„Ich hab echt lang und intensiv darüber nachgedacht, was für einen ersten Eindruck dieses Album hinterlässt“, sagt Melissa Etheridge über den Titelsong von The Medicine Show, ihrem kommenden Album, das am 12. April 2019 bei Concord Records erscheint. Das Stück sei schließlich „vollkommen anders als die anderen Songs der LP“, gibt sie zu bedenken. „Und doch beschreibt es einfach perfekt, an welchem Punkt ich persönlich momentan stehe. Es sollte einfach richtig knallen: BÄM – ich bin zurück!“
Und es knallt in der Tat: Nachdrücklicher kann man ein Album kaum einläuten: die Gitarren sind bis zum Anschlag aufgedreht, das Schlagzeug lässt es krachen. Auch Melissa Etheridge präsentiert sich fast schon marktschreierisch und trommelt erst mal ihre Leute zusammen: „Let’s all go to the medicine show!“
Medizin? Heilmittel? Etheridge redet nicht lange um den heißen Brei herum. Würde auch nicht passen zur Musik. „Der Albumtitel The Medicine Show sagt doch alles! Schon damit stelle ich klar, dass es um Gesundheit, um Wohlbefinden, um Cannabis, um diesen ganzen neuen Ansatz, diesen Paradigmenwechsel geht. Jeder Song des Albums ist von diesem Thema durchzogen. Wir haben endlich keine Angst mehr davor – so weit haben wir es schon geschafft!“
Anders gesagt: Es geht ihr um Erneuerung, um Versöhnung, und vor allem um Heilung. „Ja, vor allem darum: um Heilung!“, so Etheridge. „Persönliche Heilungsprozesse, staatliche Heilungsprozesse, menschliche Heilung…“. Genau genommen hat sich Melissa Etheridge seit ihrem Karrierebeginn in den späten Achtzigern immer wieder mit derartigen Themen befasst. Ein Ansatz, der ihr zwei Grammys (bei stolzen 15 Nominierungen) bescheren sollte. Obendrein einen Oscar für „I Need To Wake Up“ (aus Al Gores Dokumentarfilm Eine unbequeme Wahrheit über den Klimawandel). Menschenrechte, mehr Rechte für die LGBTQ-Gruppen, mehr Bewusstsein für Brustkrebs, mehr Offenheit für alternative Heilmittel – alles ihre Themen.
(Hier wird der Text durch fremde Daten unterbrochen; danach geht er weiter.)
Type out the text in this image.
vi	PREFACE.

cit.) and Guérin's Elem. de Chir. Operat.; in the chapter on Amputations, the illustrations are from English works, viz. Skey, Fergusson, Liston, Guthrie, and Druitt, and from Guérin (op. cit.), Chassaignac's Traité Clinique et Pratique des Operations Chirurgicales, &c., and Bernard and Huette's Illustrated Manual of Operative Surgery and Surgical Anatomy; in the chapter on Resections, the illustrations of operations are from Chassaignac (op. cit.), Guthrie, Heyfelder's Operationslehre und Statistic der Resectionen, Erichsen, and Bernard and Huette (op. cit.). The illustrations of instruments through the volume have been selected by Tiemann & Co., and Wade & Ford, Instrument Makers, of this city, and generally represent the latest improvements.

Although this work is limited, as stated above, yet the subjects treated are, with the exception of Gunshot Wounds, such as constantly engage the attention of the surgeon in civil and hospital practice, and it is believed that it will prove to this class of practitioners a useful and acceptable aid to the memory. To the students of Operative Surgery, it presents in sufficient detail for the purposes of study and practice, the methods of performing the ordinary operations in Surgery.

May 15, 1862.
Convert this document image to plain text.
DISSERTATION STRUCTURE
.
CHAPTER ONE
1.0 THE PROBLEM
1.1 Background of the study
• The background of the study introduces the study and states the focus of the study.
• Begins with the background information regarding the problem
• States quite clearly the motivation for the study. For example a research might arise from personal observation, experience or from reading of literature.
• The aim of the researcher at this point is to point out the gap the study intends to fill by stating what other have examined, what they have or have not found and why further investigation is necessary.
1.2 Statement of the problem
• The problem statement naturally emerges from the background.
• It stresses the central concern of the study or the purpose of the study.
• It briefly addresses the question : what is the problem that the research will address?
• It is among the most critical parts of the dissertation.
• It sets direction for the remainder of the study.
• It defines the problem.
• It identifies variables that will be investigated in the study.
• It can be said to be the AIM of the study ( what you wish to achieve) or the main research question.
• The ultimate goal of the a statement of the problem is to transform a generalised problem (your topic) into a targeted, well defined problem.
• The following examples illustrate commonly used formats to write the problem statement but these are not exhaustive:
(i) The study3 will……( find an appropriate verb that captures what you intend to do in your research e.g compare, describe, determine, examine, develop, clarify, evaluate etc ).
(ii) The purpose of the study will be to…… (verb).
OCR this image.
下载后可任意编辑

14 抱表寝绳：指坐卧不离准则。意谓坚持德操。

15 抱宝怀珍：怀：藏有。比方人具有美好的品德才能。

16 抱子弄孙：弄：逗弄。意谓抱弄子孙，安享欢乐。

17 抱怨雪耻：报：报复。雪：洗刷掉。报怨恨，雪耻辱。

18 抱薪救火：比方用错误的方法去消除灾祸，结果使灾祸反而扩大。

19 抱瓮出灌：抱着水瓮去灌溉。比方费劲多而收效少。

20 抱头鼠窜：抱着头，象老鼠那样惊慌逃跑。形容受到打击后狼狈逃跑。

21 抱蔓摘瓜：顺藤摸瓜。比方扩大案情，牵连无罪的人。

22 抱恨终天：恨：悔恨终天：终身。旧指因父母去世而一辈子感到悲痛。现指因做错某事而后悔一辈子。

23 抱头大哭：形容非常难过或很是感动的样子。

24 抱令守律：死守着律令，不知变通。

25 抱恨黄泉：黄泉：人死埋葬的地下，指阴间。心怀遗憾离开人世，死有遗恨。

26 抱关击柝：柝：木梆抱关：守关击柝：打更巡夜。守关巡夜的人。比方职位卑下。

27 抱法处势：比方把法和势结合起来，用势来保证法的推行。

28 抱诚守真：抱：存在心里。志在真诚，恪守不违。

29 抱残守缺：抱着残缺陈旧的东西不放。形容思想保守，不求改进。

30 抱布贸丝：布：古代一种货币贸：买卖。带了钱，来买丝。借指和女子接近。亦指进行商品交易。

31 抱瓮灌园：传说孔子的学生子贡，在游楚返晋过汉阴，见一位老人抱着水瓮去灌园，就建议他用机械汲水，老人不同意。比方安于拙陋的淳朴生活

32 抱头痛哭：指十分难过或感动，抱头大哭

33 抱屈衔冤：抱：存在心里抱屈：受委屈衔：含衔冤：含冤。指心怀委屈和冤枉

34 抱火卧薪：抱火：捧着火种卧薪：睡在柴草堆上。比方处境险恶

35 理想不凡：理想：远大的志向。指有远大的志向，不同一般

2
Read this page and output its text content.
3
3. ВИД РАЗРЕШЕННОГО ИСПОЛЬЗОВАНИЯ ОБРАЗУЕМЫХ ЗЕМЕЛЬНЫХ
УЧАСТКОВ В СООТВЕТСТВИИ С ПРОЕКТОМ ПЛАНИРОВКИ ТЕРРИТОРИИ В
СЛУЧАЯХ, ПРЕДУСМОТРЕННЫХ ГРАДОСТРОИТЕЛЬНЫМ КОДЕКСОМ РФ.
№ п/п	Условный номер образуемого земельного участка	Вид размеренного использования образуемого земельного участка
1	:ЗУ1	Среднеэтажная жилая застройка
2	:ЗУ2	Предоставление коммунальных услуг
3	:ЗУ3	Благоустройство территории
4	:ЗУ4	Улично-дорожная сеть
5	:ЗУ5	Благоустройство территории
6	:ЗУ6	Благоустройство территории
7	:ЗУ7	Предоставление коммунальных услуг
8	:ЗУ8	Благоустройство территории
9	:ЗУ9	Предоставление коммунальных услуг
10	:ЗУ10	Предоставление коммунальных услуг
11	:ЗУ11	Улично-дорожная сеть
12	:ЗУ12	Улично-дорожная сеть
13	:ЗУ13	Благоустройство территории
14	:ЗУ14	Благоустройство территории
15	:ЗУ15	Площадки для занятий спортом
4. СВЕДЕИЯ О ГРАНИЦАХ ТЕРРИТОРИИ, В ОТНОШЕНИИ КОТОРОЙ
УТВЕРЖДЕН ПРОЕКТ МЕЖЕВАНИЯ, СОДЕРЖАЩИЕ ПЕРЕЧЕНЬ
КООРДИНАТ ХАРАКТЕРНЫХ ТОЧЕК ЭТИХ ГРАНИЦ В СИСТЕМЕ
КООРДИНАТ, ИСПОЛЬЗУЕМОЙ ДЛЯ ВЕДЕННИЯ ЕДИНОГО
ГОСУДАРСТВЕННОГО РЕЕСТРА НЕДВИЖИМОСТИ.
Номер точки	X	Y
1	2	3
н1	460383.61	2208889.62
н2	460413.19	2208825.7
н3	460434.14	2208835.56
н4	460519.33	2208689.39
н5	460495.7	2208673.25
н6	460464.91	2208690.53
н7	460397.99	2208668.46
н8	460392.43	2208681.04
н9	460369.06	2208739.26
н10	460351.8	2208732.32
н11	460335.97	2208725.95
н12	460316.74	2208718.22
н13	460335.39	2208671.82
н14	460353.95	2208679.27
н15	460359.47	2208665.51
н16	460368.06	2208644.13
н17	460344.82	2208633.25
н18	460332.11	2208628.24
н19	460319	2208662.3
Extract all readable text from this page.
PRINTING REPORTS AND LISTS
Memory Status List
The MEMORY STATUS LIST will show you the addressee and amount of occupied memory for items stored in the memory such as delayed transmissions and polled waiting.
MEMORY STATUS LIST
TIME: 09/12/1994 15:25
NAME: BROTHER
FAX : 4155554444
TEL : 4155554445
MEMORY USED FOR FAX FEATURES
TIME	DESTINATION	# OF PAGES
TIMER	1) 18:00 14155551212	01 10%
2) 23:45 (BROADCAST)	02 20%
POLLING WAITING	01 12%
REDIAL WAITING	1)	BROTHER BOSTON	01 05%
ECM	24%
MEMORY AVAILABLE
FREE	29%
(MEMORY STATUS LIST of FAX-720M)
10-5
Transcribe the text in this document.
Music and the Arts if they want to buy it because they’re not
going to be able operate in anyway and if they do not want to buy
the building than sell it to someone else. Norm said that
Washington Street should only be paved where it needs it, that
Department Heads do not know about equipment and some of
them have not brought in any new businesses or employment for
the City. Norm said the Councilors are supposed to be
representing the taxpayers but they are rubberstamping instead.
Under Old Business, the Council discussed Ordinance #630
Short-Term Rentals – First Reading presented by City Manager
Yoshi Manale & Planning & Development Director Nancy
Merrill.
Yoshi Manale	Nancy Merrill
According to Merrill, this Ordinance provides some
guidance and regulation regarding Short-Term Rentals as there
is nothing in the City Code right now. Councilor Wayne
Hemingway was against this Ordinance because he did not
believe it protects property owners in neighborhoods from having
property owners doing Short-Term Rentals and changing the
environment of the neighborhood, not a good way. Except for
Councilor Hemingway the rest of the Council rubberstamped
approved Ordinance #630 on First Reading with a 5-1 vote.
Auf ihrem kommenden 15. Studioalbum verschnürt sie diese persönlichen Anliegen so kunstvoll und eindringlich wie nie: „Human Chain“ kommt mit klassischem Memphis-Soul-Vibe daher, und der Schlusstitel „Last Hello“ verneigt sich mit einer emotionalen Komposition vor den Überlebenden des Schulmassakers von Parkland. Mit ihrem Kernthema – Heilung, Genesung, Wege zu einem besseren Leben für viele – knüpft sie ganz direkt bei den beiden Vorgängeralben an, This is M.E. (2014) und dem ausgelassenen Stax-Abstecher Memphis Rock and Soul. „Ich fand die letzten Jahre so toll, die vielen Tourneen mit so vielen unterschiedlichen Bands, und als ich mich dann Ende 2017 hinsetzte, sagte ich mir: ‘Eigentlich will ich genau das machen, was ich immer getan habe: In mich reinhören, darauf basierend neue Songs schreiben und sie dann einfach aufnehmen.’“
Ganz auf sich alleine gestellt in einem kleinen Kellerstudio in Nashville schrieb sie zunächst die Musik.
11 neue Songs. Dann folgten die Texte, die sie zu Hause verfassen wollte. „Seitenweise, das hab ich schon immer so gemacht.“ Persönliche Ängste und kollektive, politische Probleme kamen da zusammen: „Shaking“ handelt von der Sorge um die Nation, „Here Comes The Pain“ dreht sich um den Missbrauch von Opioiden in Nordamerika; während „Human Chain“ oder die Hymne „Love Will Live“ eher den Gegenpol bilden, ganz klar auf Hoffnung und Besserung setzen.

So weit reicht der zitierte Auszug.